Smaller is not better in precision resistor applications

Today’s trend towards smaller devices requires smaller precision resistors that can support higher power densities. This often means that surface mount chip resistors should be used whenever possible. Or is it? SMT technology is not perfect.

Smaller sometimes means hotter

Due to power density, surface mount chip resistors operate hotter than through-hole devices. Surface mount (SMT) devices dissipate most of their heat through the PCB, while through-hole devices dissipate most of their heat into the surrounding air. Therefore, the heat accumulation caused by surface mount components in the system will affect all other devices on the board. Due to this excess heat, the long-term stability of resistors will decrease when operating at higher temperatures.

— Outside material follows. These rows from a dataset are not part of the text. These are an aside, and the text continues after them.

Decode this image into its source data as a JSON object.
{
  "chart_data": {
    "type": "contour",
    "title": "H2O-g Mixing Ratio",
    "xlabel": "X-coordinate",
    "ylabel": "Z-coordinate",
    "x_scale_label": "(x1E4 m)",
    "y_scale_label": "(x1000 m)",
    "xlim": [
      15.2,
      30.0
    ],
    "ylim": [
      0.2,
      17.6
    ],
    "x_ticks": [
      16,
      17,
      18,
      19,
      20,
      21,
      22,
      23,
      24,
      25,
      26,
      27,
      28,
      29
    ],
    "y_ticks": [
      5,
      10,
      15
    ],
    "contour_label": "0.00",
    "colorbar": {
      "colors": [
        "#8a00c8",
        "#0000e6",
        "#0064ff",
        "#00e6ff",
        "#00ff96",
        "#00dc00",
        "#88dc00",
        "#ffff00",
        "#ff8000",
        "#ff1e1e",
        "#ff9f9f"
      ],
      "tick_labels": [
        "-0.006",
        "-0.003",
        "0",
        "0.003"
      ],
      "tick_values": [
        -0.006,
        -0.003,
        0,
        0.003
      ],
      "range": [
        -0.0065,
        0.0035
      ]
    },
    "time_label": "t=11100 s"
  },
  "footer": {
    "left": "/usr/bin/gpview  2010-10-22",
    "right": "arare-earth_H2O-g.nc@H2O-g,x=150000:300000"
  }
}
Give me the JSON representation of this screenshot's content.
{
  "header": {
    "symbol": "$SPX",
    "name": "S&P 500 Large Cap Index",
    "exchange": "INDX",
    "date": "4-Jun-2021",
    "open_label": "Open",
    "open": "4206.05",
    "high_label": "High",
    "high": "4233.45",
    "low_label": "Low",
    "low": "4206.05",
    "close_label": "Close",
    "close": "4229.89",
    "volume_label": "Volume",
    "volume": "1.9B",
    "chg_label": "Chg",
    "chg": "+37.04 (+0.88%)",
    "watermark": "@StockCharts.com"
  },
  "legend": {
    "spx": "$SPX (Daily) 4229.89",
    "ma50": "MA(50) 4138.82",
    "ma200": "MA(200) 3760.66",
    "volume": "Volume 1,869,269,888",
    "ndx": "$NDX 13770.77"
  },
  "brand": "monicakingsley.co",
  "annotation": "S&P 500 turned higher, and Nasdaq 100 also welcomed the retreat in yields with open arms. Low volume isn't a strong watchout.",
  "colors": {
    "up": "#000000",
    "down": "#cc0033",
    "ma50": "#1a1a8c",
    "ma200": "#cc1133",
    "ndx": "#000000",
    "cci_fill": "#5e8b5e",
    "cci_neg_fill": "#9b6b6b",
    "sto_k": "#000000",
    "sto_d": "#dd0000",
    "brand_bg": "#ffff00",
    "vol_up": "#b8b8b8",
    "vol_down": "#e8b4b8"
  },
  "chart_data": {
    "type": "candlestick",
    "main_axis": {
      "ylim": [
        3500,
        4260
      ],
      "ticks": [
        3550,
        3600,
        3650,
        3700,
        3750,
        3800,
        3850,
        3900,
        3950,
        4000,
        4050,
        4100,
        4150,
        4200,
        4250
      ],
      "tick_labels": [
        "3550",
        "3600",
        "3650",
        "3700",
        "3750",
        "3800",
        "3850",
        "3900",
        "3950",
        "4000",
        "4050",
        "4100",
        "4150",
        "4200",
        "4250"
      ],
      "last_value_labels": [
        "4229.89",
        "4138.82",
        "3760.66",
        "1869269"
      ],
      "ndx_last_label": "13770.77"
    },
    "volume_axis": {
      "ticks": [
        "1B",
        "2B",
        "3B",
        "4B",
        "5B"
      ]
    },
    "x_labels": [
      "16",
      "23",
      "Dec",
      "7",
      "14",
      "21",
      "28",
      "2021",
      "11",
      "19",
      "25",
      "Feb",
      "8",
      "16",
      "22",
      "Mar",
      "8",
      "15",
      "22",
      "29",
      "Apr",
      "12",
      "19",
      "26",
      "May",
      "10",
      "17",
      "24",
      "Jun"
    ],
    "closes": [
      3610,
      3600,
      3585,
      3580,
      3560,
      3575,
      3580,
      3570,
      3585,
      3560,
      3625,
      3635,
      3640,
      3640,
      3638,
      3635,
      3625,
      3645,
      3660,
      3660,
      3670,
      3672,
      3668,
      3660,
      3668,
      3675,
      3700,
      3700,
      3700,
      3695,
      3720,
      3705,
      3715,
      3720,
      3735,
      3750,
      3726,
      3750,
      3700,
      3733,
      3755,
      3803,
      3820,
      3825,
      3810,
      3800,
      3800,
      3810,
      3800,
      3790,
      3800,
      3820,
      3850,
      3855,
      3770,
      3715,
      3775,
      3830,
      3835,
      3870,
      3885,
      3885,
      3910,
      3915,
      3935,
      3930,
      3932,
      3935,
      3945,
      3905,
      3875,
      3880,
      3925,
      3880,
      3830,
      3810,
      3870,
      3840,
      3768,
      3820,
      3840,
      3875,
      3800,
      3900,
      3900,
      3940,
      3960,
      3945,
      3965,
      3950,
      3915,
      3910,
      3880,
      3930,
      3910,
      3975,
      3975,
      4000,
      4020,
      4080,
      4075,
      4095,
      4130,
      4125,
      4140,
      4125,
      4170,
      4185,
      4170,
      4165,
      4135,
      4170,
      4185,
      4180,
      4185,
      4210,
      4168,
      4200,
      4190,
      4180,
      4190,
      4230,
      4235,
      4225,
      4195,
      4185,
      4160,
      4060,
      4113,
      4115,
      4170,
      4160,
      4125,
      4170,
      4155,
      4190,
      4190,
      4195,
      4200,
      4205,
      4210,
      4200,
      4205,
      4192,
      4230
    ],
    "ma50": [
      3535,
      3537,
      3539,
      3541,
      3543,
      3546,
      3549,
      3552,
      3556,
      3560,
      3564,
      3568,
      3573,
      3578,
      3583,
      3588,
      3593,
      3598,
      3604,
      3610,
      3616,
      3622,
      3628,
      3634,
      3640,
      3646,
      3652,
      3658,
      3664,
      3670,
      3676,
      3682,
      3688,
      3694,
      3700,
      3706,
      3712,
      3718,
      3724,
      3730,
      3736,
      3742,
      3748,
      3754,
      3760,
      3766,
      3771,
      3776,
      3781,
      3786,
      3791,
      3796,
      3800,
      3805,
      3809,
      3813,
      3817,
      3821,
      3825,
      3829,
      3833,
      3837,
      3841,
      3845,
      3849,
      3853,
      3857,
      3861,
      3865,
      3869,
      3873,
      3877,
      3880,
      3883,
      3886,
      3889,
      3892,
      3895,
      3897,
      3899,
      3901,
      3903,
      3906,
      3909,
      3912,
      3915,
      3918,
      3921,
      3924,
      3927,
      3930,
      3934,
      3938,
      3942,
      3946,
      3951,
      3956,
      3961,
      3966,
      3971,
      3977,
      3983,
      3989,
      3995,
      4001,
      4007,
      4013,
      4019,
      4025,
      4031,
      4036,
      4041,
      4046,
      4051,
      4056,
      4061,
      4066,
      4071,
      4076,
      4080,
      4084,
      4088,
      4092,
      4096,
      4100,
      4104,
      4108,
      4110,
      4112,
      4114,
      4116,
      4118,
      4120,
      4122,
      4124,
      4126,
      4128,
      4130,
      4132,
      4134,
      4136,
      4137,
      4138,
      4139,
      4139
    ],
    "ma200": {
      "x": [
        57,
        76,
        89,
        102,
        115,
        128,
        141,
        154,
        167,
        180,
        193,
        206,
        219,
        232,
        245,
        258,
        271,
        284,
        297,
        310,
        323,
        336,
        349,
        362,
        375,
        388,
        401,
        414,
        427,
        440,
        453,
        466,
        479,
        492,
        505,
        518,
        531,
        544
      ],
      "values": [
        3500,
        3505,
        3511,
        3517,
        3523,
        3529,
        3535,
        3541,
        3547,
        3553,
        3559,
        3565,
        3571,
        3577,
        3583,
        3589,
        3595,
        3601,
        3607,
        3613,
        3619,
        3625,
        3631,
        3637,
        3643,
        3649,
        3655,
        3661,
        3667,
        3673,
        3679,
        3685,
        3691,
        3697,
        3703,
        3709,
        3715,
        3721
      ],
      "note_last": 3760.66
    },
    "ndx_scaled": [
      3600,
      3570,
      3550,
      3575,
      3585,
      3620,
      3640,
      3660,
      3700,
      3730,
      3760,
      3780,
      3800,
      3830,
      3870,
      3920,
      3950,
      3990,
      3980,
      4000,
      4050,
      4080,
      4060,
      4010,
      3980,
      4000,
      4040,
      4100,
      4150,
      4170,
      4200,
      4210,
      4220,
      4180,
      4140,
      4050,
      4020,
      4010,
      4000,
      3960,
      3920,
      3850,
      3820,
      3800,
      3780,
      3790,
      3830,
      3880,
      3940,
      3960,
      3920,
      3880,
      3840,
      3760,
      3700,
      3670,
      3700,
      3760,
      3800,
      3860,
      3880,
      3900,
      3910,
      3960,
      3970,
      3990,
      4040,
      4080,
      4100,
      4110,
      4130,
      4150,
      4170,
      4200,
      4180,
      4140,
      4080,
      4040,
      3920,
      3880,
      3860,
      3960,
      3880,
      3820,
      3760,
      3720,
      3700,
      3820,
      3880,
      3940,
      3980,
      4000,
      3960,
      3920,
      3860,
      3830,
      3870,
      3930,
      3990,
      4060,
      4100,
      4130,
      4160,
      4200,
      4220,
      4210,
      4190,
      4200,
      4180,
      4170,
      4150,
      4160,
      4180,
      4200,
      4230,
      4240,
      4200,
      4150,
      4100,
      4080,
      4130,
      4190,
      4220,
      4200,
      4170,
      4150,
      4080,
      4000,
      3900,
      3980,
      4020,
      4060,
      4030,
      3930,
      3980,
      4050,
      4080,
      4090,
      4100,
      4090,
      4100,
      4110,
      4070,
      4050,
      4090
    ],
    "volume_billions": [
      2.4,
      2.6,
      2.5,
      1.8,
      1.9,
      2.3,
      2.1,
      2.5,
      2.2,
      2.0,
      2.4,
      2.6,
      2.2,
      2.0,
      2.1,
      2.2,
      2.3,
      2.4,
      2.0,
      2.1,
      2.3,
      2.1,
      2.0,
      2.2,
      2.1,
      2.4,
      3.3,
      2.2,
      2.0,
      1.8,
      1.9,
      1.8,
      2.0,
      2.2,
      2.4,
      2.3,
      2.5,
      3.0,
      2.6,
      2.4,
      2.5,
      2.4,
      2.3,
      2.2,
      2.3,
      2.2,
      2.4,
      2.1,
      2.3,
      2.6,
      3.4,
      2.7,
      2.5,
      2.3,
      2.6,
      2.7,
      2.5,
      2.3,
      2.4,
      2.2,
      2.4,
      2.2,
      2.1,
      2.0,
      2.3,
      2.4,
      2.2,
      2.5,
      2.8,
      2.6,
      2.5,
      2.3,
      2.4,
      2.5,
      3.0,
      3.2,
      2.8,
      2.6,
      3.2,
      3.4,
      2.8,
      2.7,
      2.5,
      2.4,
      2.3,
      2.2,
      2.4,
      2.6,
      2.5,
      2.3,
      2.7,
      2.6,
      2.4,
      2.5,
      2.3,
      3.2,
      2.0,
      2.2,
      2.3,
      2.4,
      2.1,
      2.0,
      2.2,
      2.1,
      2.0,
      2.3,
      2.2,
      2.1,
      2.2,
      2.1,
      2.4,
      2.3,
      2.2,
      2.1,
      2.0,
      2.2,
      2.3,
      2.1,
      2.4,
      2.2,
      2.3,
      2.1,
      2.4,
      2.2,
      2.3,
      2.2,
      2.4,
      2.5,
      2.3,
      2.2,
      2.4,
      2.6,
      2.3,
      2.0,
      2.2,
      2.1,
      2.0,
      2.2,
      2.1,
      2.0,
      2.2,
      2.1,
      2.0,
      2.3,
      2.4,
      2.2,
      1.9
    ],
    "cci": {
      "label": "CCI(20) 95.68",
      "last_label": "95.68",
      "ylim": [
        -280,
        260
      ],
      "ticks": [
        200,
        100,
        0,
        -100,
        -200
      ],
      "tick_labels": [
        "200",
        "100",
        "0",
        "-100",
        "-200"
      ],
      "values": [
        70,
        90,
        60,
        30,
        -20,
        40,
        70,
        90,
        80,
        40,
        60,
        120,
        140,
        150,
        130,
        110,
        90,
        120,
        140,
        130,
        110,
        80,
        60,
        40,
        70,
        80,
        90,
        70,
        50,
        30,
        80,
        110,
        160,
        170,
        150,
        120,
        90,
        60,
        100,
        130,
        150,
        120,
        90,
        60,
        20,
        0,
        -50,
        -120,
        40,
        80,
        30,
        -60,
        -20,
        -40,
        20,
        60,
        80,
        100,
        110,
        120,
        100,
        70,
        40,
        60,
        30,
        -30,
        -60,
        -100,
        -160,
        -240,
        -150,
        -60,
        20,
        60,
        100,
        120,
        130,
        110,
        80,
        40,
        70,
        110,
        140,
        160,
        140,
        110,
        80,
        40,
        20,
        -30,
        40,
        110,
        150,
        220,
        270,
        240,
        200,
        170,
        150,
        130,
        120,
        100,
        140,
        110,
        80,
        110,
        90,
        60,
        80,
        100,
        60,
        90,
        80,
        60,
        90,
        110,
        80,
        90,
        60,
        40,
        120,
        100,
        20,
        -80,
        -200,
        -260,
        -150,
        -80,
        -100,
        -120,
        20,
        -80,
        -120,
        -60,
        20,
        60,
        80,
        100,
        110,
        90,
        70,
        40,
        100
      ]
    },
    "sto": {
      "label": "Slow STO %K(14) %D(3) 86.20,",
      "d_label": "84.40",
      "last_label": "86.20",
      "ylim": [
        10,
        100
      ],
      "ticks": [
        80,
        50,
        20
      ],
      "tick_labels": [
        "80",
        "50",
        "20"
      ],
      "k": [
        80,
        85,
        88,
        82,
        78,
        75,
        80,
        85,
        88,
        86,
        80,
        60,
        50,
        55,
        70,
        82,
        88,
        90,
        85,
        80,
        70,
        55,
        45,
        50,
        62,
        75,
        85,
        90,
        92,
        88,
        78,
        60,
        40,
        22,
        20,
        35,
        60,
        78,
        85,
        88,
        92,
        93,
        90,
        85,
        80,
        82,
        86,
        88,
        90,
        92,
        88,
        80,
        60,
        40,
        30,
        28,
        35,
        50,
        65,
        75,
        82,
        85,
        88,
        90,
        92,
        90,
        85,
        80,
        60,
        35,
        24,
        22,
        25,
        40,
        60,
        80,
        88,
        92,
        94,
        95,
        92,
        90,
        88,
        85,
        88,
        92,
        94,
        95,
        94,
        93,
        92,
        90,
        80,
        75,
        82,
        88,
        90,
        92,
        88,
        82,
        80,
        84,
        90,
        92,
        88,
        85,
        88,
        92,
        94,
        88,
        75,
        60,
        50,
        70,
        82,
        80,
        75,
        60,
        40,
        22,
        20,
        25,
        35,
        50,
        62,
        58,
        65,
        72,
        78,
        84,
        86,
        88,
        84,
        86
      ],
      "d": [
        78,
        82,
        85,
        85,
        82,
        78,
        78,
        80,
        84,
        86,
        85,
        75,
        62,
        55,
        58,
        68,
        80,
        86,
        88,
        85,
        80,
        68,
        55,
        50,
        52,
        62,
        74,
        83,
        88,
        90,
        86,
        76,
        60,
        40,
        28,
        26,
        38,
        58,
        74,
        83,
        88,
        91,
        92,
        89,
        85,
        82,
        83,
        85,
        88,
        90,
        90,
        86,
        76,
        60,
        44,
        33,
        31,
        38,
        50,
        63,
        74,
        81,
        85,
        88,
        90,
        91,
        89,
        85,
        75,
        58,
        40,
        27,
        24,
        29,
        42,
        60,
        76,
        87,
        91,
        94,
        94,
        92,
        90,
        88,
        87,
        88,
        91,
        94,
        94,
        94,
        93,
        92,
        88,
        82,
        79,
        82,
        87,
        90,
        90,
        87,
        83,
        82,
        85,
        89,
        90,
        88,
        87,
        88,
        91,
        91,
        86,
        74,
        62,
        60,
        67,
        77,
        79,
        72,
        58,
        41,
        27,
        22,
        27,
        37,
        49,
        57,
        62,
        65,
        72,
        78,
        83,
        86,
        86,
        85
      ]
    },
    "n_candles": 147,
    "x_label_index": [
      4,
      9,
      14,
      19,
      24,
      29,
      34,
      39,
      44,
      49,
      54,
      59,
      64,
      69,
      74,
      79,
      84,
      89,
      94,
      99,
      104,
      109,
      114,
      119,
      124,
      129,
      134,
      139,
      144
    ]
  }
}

Smaller can mean more fragile and harder to clean

SMT components can also cause structural problems. When the chip’s length-to-width ratio (or aspect ratio) exceeds the reliability limit (usually around 2:1), board bending stress can cause the chip to break or detach from the board. Increasing the chip width to keep it within the 2:1 aspect ratio range is not a suitable solution and does nothing to relieve stress. Simply increasing the chip width makes it more difficult to remove solvent and rosin from underneath the chip after assembly.

Resistors specifically designed to provide higher resistance, higher power, tighter tolerances, and better long-term stability while using less board space and making solvent and rosin easier to clean—such as precision resistors configured as molded rectangular frames or metal sealed cans—are often the best choice, especially in high-precision applications. These resistors have through-hole leads extending from the bottom surface.

Figure 1: Through-hole components can achieve better stability because they are not subject to thermomechanical stress from the PCB.

This approach minimizes the required board space and includes support structures that can reliably clean bottom debris.

In some cases, SMT may be the only option for a design. In this case, we strongly recommend using surface-mount devices with flexible terminals.

Figure 2: Surface-mount precision resistors with flexible terminals after thermal expansion or PCB flexure.

Small may mean too close

As we push further into device miniaturization, tightly packed boards are not always a good idea in precision applications. For example, if the surface of the resistor component is mounted parallel to the PCB, microphonic noise may result. This parasitic effect is caused by vibrations, which can generate stray signals like the diaphragm in a microphone system. Horizontally arranged resistor components can generate microphonic noise due to physical vibrations or even strong acoustic effects. Microphonic noise is also a reason to avoid using SMT feedback components. A better choice is vertically arranged through-hole devices, whose pin configuration absorbs flexure deformation on the PCB surface.

Summary

The use of surface-mount chip resistors is so popular in modern electronic design that they are often considered a universal method for all design and assembly processes. But in many applications, through-hole technology can provide unique performance and reliability advantages over surface-mount chips.